Data localization requirements and other restrictions on cross-border data flows could fragment the Internet. China serves as an example, with its own “Chinanet” largely cut off from the global Internet, which the European Centre for International Political Economy estimates has cost its economy about 1.1% in annual lost growth. Preventing data localization has real economic significance, and an updated NAFTA could serve as the model for maintaining an open Internet by prohibiting barriers to data flows across borders and prohibiting requirements that force companies to use or locate computing facilities in one country or another.
Protecting the Source
The digital economy deals largely with “virtual” products, such as software and creative works. While this offers advantages in trade, the ease and relative low cost of replication makes issues of piracy and intellectual property theft particularly difficult. Encryption and Digital Rights Management (DRM) technologies are getting more sophisticated at blocking unauthorized access to digital goods, services, and consumer transactions. They use proprietary lines of computer code – source code – to achieve those levels of security.

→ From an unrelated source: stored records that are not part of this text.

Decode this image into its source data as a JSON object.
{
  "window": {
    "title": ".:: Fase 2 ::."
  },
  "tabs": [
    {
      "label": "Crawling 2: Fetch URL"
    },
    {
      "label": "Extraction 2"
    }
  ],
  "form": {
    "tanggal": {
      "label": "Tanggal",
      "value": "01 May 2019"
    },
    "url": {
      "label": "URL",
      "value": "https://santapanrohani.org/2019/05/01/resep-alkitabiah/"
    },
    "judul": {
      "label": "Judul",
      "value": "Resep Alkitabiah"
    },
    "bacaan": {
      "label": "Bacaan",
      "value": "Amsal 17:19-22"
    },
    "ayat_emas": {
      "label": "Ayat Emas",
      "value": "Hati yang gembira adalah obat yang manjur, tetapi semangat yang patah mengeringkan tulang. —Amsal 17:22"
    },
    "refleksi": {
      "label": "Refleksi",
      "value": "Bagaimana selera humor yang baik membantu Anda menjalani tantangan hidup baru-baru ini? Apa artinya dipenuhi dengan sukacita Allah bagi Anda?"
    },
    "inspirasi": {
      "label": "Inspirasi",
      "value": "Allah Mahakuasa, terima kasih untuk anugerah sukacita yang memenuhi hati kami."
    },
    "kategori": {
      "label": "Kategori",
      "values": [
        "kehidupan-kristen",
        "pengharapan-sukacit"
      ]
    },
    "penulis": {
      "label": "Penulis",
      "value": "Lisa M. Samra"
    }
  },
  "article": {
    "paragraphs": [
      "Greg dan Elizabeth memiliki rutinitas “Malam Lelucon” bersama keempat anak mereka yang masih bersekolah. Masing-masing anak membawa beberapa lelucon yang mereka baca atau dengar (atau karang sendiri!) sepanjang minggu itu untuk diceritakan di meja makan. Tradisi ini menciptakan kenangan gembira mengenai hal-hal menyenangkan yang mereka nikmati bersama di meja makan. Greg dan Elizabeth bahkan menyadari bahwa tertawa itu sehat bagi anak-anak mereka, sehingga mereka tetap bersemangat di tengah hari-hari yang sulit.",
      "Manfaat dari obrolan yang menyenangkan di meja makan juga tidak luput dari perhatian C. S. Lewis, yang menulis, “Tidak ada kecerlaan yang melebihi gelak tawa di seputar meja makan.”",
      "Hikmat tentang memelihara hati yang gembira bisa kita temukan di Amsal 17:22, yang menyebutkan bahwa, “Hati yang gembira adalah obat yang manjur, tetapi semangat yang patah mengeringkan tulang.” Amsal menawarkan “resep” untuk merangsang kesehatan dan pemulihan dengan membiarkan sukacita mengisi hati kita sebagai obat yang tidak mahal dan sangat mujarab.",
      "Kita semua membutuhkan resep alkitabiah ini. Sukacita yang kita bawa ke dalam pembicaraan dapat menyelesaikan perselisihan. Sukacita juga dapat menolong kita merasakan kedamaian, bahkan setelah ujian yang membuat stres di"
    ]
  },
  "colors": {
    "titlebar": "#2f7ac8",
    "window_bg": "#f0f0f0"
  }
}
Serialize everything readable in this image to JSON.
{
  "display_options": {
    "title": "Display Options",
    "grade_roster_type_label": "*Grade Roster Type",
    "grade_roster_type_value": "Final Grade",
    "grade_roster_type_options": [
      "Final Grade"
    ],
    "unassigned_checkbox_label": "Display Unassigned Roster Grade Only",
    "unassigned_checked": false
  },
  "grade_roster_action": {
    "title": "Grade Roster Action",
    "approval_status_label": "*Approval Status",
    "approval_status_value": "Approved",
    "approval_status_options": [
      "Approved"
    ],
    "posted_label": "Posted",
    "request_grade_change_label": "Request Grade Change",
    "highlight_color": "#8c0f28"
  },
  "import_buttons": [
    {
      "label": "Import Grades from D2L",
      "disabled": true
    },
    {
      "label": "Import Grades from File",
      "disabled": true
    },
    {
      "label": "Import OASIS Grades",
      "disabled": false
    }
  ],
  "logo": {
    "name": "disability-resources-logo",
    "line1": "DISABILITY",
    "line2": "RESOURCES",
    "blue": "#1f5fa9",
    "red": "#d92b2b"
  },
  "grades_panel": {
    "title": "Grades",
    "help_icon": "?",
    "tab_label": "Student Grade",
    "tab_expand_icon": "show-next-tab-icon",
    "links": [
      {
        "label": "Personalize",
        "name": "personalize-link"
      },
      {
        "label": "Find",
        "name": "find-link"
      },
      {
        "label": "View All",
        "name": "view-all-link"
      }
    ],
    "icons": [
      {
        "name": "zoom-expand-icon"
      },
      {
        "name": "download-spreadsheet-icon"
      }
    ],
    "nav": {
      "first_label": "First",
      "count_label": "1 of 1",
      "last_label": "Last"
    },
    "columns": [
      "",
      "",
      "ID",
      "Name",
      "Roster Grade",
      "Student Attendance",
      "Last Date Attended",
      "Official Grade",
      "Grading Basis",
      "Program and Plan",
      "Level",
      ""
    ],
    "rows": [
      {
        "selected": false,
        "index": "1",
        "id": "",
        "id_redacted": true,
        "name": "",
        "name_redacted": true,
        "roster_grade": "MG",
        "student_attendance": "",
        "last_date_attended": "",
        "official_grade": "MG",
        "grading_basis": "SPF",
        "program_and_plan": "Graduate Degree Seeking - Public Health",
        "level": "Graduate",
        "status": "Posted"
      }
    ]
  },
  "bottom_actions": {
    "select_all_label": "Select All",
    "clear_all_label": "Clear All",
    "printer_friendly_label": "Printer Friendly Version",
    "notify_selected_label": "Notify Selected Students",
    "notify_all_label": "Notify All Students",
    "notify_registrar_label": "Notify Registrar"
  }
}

It’s research and development at which Americans excel, but some countries have required companies to release their source code for inspection, with proprietary information making its way into the hands of local competitors. NAFTA negotiators have an opportunity to set appropriate boundaries around this practice by largely prohibiting members from requiring the transfer of, or access to software source code and encryption as a condition for the import, distribution, sale or use of commercial software, with any exceptions clearly and narrowly defined.
There’s no turning back the clock – the digital economy will only continue to grow more important to international trade. Forward-looking negotiators have a chance to update NAFTA’s rules to ensure North America remains a leader in the economy of tomorrow.
Kevin Doyle is a masters candidate in the School of Foreign Service at Georgetown University. He has worked in international marketing with a focus on China and East Asia.